Выбрать главу

Я вкушал тогда первый пламень наслаждения, который молодость легко принимает за первый пламень любви, и самолюбие мое так тешила победа, одержанная над Кардиналом на поле брани столь прекрасном, как Арсенал, что, едва я почувствовал перемену во всех членах семьи, душу мою охватила ярость. Муж соглашался и даже желал, чтобы почаще ездили в Рюэль; жена дарила меня признаниями, в искренности которых я теперь часто сомневался; наконец гнев г-жи де Гемене, о причине которого я вам рассказал, ревность, пробужденная во мне г-жой де Ла Мейере, отвращение к моему сану — все соединилось в роковую минуту и едва не произвело одно из самых великих и громких событий нашего века.

Ла Рошпо, мой двоюродный брат и близкий друг, состоял на службе при особе покойного герцога Орлеанского и пользовался чрезвычайным его доверием. Он от души ненавидел кардинала де Ришельё, ибо был сыном г-жи Дю Фаржи, которую преследовал этот министр, подвергший ее публичному поруганию 42; к тому же незадолго до этого Кардинал, все еще державший в Бастилии графа Дю Фаржи 43, отказался дать Ла Рошпо Шампанский полк, о котором хлопотал для него маршал де Ла Мейере, высоко ценивший его храбрость. Вам нетрудно представить себе, сколь часто мы с ним слагали панегирики Кардиналу, негодуя на малодушие герцога Орлеанского, который убедил Графа покинуть Францию и удалиться в Седан, дав ему слово присоединиться к нему, а сам бесславно возвратился из Блуа ко двору.

Поскольку я был преисполнен чувств, о которых вам только что поведал, а Ла Рошпо тех, что были внушены ему обстоятельствами его семьи [18] и его собственными, мы легко пришли к одной и той же мысли: воспользовавшись слабодушием Месьё 44, исполнить то, что отвага приближенных едва не заставила его совершить в Корби и о чем для большей ясности должно вам коротко рассказать.

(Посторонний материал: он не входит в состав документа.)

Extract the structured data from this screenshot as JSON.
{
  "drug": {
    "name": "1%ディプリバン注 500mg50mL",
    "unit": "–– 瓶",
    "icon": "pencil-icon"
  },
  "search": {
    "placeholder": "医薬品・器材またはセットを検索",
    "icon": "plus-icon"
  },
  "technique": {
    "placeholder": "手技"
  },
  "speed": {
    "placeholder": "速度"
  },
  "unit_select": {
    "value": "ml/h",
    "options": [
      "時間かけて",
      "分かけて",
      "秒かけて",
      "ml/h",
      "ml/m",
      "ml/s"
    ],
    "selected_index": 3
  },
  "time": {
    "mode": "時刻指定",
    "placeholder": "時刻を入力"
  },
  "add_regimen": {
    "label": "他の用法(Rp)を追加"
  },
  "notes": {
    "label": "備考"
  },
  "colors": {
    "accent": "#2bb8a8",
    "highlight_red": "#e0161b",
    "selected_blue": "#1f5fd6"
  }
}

Когда вражеская армия 45 под командованием принца Томмазо Савойского и Пикколомини вторглась в Пикардию, Король сам отправился туда, взяв брата своего главнокомандующим, а графа Суассонского его заместителем. Оба были в самых дурных отношениях с кардиналом де Ришельё, который возложил на них эти обязанности, повинуясь одной лишь необходимости и потому, что испанцы, угрожавшие самому сердцу королевства, захватили уже Корби, Ла-Капель и Ле-Катле. Едва только враги отступили в Нидерланды и Король вновь овладел Корби 46, всем стало ясно, что графа Суассонского, который внушал первому министру жестокую зависть своей доблестью, учтивостью и щедростью, был связан сердечной дружбой с Месьё, и главное — совершил тягчайшее преступление, отказавшись жениться на г-же д'Эгийон 47, постараются сгубить. Л'Эпине, Монтрезор и Ла Рошпо приложили все старания, чтобы, запугав Месьё, вселить в него решимость избавиться от Кардинала; Сент-Ибар, Варикарвиль, Бардувиль и Борегар, отец того Борегара, который состоит у меня на службе, убедили в том же графа Суассонского.

Дело было решено, но не исполнено. В Амьене Кардинал был у них в руках, но они его не тронули. Я так никогда и не дознался почему; все участники заговора об этом рассказывали, и каждый винил другого. Что произошло на самом деле, мне неизвестно. Верно лишь, что по прибытии в Париж, всеми ими овладел страх. Граф, который по общему суждению был самым твердым из амьенских заговорщиков, бежал в Седан, бывший в ту пору владением герцога Буйонского. Месьё отправился в Блуа, а герцог де Рец 48, который не участвовал в амьенском предприятии, но был горячо предан графу Суассонскому, выехал ночью из Парижа на перекладных и укрылся в Бель-Иле. Король послал в Блуа графа де Гиша, ныне маршала де Грамона, и де Шавиньи, государственного секретаря и ближайшего доверенного Кардинала. Они напугали Месьё и увезли его в Париж, где им овладел еще больший страх, ибо те из его приближенных, кто был ему предан, то есть те из состоявших у него на службе, кто не был подкуплен двором, зная его слабую струну, не преминули воздействовать на нее, чтобы он позаботился о своей, а лучше сказать, об их безопасности. Эту струну мы с Ла Рошпо и надеялись натянуть, чтобы втянуть Месьё в наш заговор. Я прибегнул к столь неправильному выражению, ибо не нашел другого, которое нагляднее изобразило бы натуру Месьё. Он замысливал все, но ни на что не решался, а если случайно решался на что-нибудь, его надо было при этом подталкивать или, лучше сказать, толкнуть со всей силой, чтобы побудить исполнить задуманное.